Jackie is a rarity among political films; in a recent Business Insider ranking of the 22 best movies about politics, just three — Election, The Contender, and The American President — have female leads, and of those three, only one, The Contender, features its lead woman as an actual political figure. But Jackie is also an anomaly among Hollywood as a whole, telling a woman's story, and letting its lead character be as complicated and flawed as any of the movies' most memorable on-screen male heroes. The fact that the is the film product of men, however, is not lost on Portman.

"It’s very rare... for a male screenwriter and a male filmmaker to make a film about a woman and allow her to be so many things," she says. Still, she reveals that she had a hand in shaping the character to be a realized person, neither "an icon" nor "an object." As Portman explains, "Avoiding those two traps really allowed a complete portrait of a human being."

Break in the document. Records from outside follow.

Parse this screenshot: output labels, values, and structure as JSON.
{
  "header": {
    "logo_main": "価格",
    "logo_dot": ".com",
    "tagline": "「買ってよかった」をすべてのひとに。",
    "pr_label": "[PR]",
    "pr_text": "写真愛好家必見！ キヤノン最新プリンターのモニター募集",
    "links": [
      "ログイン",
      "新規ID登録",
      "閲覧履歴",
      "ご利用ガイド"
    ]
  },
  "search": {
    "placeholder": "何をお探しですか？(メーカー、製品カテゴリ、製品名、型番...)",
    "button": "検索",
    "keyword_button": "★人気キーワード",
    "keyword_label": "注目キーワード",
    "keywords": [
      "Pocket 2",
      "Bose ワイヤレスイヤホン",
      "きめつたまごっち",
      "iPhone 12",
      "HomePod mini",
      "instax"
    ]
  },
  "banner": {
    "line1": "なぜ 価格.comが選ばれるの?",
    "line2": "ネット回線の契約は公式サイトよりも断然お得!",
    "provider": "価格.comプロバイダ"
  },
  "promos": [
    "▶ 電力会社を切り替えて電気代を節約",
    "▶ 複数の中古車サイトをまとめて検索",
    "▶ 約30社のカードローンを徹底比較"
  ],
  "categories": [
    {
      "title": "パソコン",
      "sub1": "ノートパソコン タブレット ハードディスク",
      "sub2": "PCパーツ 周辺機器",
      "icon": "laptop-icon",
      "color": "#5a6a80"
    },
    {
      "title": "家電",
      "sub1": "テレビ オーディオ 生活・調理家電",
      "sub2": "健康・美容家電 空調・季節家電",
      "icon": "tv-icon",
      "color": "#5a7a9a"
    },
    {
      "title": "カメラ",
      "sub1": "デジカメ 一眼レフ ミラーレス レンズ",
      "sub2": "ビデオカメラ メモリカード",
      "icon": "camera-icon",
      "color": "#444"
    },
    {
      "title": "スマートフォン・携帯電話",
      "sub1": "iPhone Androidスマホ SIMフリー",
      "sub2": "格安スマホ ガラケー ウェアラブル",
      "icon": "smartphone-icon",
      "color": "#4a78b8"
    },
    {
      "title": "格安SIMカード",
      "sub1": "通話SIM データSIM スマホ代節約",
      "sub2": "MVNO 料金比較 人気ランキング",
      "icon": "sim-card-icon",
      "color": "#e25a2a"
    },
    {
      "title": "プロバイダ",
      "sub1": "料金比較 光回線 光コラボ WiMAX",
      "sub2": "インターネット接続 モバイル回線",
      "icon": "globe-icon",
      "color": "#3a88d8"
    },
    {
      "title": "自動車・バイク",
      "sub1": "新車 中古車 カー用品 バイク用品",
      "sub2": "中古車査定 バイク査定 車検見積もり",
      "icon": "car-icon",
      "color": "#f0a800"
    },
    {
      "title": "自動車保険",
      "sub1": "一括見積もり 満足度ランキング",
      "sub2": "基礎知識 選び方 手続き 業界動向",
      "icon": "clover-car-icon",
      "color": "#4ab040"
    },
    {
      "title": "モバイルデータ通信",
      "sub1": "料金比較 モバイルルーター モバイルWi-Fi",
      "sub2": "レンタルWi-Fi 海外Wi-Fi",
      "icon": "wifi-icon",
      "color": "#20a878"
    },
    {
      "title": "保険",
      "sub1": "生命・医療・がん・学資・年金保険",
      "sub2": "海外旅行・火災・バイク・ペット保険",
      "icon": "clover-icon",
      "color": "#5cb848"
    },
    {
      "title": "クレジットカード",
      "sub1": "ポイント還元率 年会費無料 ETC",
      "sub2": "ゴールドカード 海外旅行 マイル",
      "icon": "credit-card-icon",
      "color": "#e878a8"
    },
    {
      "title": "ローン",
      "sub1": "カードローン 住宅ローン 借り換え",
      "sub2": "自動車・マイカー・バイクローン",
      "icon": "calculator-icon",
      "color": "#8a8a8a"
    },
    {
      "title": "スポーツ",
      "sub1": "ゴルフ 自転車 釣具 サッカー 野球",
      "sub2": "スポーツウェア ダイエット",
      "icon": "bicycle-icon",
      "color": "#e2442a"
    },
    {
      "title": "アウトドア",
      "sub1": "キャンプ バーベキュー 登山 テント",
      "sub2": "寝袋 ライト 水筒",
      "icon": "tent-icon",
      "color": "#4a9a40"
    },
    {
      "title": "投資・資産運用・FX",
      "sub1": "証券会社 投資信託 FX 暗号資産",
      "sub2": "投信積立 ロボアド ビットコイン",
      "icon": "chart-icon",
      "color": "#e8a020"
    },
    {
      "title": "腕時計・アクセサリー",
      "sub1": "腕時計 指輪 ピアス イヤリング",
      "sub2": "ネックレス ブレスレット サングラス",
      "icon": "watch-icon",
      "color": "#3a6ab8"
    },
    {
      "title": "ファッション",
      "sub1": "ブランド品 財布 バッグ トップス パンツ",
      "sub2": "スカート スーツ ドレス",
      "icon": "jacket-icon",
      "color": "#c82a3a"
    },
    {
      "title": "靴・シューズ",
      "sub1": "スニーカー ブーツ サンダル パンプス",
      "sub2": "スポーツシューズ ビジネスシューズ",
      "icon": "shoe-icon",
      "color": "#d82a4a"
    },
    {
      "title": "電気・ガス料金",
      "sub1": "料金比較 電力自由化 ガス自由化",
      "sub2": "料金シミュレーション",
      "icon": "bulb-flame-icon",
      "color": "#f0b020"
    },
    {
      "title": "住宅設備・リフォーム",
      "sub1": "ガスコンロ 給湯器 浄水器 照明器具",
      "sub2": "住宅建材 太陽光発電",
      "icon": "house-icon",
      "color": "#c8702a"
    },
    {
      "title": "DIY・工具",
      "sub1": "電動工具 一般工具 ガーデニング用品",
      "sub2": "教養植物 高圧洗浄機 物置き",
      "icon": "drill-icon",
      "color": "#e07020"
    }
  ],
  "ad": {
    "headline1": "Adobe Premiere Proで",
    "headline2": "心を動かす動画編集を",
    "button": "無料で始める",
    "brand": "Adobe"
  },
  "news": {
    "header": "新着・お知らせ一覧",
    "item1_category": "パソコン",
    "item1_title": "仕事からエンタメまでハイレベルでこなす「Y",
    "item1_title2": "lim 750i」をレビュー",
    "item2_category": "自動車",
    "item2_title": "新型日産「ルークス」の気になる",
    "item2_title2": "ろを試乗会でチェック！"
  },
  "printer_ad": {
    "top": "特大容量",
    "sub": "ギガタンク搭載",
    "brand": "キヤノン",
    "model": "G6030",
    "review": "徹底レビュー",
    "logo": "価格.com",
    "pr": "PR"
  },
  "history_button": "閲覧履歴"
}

In preparation for the role, Portman didn't view any of the other Jackie Kennedy films that've been made, not because of a purposeful choice to avoid repetition, but, she jokes, just a simple "lack of watching enough things." She researched heavily though, diving into tapes and histories to capture the first lady's look, voice, and personality, the latter an "interesting challenge," she says, due to the figure's famed love of privacy. "Obviously you want to approximate the way she looks because of course you’re familiar with that," Portman says. "But the interior life is kind of an open page."

Yet with Portman in the role, Jackie's struggles and triumphs in the wake of a national tragedy feel powerfully vivid. The country may have been drawn to the Kennedy family's wealth and luxury, but, at least according to Portman's depiction, it was their humanity that was the most fascinating of all.